Next to the Doc Spratley, the series of Carey flies with different body colors must surely be the favorite of many fly fishermen, including myself. It is an easy fly to tie and with a variety of body colors, it can save the day when those large feeding trout get very selective. I can recall a wonderful day, other than the scary drive down the steep access trail from the microwave site, on Firth Lake when a black carey was exactly what those light colored rainbows wanted! Another time on Salmon Lake, just as the algae bloom was starting, a yellow carey was the perfect answer for several spirited two pound plus rainbows. And equally as good, a red carey produced many good fish a few years ago on Apacho Lake while a green carey did wonders for me on little Alberts Lake near Prince George. What I am saying is that a well equipped fly fisherman should have several carey flies in different sizes and body colors! The best combination for me seems to lie in thin body shaping but with soft pheasant rump feathers for the overlay that will pulsate well during the retrieve. Try it and you will see!

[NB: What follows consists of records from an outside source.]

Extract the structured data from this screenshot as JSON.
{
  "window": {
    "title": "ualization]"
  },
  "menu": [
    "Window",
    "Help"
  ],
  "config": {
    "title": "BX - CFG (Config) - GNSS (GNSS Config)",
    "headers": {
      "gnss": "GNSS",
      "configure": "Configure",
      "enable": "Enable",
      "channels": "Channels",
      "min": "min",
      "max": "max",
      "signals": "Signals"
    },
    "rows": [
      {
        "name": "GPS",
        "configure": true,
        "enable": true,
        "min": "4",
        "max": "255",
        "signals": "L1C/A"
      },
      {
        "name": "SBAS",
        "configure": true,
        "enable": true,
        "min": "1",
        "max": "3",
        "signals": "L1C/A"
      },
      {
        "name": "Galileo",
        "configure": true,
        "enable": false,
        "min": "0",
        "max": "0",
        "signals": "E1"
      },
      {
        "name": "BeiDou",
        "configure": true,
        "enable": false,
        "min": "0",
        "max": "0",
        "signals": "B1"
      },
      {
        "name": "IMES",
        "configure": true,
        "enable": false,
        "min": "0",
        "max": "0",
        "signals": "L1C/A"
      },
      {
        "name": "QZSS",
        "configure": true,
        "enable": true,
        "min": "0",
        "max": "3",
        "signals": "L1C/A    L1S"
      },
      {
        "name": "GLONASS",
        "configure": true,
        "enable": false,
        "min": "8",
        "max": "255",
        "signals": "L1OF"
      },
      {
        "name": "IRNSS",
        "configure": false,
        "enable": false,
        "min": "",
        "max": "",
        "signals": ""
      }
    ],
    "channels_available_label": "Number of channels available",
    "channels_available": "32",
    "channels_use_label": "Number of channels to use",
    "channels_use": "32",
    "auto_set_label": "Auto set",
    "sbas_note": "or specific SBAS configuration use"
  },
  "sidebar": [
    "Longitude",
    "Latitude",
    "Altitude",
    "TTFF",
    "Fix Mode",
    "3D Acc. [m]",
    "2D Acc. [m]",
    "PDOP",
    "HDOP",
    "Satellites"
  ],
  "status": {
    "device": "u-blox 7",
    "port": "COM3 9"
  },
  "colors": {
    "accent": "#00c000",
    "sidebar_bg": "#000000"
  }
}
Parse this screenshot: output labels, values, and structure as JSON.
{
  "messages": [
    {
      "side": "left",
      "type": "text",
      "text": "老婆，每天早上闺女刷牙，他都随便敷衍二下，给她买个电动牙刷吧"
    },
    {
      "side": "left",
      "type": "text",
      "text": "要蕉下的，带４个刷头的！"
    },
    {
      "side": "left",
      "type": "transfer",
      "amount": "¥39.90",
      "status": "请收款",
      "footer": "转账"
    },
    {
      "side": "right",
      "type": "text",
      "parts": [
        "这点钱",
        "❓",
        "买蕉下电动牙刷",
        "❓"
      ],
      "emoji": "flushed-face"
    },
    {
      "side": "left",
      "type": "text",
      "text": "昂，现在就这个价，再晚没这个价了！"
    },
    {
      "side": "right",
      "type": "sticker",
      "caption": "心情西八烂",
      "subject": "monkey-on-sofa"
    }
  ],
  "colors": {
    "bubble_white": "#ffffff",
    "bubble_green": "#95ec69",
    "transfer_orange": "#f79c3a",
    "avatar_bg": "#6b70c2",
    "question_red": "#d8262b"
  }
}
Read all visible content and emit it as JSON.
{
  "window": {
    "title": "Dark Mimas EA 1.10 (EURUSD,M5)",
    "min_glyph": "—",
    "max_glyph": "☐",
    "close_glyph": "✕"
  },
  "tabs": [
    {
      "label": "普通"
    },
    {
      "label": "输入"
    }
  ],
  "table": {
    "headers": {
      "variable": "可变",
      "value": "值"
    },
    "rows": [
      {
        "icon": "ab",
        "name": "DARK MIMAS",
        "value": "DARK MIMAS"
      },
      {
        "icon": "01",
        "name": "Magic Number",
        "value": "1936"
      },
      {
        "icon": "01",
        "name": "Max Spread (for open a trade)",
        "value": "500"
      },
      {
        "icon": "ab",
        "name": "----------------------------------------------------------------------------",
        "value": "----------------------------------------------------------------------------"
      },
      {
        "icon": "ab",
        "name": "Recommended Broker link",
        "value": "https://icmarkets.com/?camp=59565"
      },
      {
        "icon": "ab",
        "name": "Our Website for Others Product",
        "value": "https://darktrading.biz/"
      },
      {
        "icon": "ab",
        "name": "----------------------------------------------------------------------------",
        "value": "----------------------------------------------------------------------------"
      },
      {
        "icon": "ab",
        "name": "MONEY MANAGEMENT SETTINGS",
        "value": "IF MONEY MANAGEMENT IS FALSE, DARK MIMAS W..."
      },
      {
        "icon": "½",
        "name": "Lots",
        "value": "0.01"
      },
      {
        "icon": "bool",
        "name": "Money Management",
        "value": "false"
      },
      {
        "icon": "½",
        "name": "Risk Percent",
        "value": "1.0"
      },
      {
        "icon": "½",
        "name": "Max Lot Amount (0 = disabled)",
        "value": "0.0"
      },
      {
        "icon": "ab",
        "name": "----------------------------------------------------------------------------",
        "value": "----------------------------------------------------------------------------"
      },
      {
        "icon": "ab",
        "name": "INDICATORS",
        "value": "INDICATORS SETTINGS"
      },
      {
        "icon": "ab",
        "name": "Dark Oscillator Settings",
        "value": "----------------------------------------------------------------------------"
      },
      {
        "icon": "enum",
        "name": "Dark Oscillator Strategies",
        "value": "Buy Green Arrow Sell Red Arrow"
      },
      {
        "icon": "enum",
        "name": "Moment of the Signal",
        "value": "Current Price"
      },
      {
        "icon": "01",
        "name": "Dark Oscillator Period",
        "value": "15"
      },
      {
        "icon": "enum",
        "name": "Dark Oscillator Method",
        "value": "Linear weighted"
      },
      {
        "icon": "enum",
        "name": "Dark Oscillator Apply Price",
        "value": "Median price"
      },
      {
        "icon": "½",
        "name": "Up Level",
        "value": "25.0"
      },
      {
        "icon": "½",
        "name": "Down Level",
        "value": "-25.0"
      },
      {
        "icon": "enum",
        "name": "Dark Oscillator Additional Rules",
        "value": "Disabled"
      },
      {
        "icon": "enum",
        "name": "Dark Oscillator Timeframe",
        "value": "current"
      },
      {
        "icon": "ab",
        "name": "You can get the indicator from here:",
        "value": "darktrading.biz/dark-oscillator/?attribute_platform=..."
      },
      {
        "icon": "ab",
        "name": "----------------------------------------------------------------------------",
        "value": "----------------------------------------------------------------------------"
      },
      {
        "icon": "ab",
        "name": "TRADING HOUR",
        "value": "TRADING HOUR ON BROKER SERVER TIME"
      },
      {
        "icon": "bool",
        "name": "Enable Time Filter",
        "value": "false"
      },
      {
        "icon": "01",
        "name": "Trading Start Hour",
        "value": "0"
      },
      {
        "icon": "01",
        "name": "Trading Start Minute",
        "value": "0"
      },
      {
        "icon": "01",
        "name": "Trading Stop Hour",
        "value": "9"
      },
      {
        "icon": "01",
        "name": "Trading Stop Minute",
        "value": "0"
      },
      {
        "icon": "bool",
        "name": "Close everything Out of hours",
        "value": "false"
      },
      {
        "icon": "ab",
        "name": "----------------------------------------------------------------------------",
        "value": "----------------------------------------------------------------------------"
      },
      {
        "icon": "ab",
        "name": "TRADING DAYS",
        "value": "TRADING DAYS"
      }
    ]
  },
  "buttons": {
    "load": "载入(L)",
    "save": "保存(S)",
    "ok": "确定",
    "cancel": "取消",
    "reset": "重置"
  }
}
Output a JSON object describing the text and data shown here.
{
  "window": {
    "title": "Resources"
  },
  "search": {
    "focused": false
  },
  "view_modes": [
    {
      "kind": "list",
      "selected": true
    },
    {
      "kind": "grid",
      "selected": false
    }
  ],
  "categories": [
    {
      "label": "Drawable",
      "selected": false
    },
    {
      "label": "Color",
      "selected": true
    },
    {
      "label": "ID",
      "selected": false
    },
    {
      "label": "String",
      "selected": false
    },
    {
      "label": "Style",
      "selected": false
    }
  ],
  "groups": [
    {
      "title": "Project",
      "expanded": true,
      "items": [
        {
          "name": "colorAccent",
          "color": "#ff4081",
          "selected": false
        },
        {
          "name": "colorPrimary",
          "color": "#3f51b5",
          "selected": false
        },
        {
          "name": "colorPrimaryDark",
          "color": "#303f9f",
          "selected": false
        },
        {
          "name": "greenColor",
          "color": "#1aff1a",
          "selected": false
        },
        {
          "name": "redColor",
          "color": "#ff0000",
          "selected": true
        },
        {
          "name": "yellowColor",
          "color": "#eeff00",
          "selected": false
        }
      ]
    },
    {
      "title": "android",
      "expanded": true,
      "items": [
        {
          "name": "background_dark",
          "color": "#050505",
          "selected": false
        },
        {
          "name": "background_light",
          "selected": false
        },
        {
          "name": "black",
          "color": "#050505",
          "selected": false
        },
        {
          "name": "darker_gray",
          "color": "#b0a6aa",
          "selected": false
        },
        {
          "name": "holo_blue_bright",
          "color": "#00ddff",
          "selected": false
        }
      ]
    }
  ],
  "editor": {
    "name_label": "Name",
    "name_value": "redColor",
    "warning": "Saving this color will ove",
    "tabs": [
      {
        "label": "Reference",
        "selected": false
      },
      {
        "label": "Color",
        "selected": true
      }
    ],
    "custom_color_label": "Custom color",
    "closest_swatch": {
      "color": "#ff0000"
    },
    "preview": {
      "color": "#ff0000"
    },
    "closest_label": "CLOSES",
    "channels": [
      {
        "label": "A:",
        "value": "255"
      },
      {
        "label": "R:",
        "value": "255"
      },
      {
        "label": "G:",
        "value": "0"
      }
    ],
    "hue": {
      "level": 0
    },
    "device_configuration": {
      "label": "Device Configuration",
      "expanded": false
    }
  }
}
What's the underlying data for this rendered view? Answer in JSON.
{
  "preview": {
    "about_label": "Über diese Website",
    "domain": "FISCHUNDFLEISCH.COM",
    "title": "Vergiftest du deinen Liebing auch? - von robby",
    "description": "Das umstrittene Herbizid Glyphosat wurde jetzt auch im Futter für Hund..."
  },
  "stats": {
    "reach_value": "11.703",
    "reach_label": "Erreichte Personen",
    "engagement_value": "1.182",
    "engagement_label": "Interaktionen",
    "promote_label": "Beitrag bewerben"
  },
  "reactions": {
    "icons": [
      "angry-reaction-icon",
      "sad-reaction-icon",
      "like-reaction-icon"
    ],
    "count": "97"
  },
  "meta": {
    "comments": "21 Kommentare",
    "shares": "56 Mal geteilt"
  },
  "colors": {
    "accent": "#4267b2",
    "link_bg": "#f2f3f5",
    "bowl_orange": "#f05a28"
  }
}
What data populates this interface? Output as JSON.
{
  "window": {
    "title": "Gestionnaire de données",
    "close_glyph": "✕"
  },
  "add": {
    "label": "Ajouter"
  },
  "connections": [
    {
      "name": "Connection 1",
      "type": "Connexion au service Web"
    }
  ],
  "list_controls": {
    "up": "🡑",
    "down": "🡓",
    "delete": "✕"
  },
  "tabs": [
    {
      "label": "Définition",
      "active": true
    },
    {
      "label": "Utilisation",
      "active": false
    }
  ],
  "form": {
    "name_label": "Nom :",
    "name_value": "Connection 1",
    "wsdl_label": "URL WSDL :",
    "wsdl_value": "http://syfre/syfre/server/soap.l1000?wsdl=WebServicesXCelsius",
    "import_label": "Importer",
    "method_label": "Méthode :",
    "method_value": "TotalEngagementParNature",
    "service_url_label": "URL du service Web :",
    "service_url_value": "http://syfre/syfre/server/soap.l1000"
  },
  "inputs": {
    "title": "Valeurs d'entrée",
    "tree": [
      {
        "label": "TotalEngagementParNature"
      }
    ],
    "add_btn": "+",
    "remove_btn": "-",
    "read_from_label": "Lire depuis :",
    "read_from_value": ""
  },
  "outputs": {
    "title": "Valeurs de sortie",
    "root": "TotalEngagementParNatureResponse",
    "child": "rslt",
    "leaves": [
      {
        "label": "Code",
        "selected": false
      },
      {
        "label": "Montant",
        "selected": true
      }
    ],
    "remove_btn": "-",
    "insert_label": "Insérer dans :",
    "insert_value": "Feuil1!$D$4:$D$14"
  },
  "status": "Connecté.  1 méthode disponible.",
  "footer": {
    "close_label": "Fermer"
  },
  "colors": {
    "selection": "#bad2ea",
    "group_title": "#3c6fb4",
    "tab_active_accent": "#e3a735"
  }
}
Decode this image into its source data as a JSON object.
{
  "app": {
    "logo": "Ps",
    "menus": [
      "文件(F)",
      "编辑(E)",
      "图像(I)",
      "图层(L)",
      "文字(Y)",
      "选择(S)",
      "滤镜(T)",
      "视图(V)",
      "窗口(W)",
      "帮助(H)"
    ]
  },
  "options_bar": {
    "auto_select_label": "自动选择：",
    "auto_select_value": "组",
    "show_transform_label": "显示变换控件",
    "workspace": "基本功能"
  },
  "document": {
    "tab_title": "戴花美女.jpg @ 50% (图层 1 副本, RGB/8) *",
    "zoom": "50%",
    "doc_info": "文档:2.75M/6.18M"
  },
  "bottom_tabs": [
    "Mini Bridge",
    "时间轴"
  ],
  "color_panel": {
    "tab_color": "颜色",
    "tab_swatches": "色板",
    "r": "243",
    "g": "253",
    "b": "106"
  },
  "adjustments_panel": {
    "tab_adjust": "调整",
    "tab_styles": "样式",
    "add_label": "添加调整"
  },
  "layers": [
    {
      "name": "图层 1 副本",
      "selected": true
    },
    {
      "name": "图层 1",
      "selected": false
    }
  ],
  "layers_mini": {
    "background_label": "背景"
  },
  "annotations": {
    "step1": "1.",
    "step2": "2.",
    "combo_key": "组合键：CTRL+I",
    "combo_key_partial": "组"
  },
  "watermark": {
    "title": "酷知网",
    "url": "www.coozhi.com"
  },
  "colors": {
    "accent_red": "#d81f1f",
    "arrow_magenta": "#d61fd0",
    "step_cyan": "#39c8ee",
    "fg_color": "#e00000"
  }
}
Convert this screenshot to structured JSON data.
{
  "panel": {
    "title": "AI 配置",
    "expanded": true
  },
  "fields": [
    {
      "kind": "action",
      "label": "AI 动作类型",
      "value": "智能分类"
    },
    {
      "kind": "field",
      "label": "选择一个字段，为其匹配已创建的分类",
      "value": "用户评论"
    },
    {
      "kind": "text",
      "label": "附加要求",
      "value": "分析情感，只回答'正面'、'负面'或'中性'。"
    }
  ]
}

I tie careys with and without tails but let's start by tying in a short tail of brown or green pheasant rump feather. The body is next and many, many materials can be effectively used. Plain old wool is a favorite in black, brown, red, yellow, purple and green, just to name a few colors that have produced for me! I usually separate the strands in about a 4 inch piece of wool in order to make a body that is slim in appearance. With a thin wool strand, you can tie one end at the fly head, lay it back along the fly shank , cinch it down at the hook bend, and then wrap it tightly back to the hook eye where it is tied off. At this point, attach a soft pheasant rump feather and turn it 360 degrees once or twice, favoring less of an overlay rather than more. Force the pheasant feather back along the hook shank by wrapping back slightly with your tying thread as you whip finish the head. Invisible mending thread, which is much thinner than regular fly tying thread, does a good job of this. Cement and you are finished.
Carey flies are a good choice for trolling to explore new lakes. However, I find the flies most effective casting and retrieving in short pulls which causes the pheasant feather to pulsate in the retrieve. Often trout will follow the fly right to your boat if you are using a sink tip or wet line so be prepared for a strike at any time!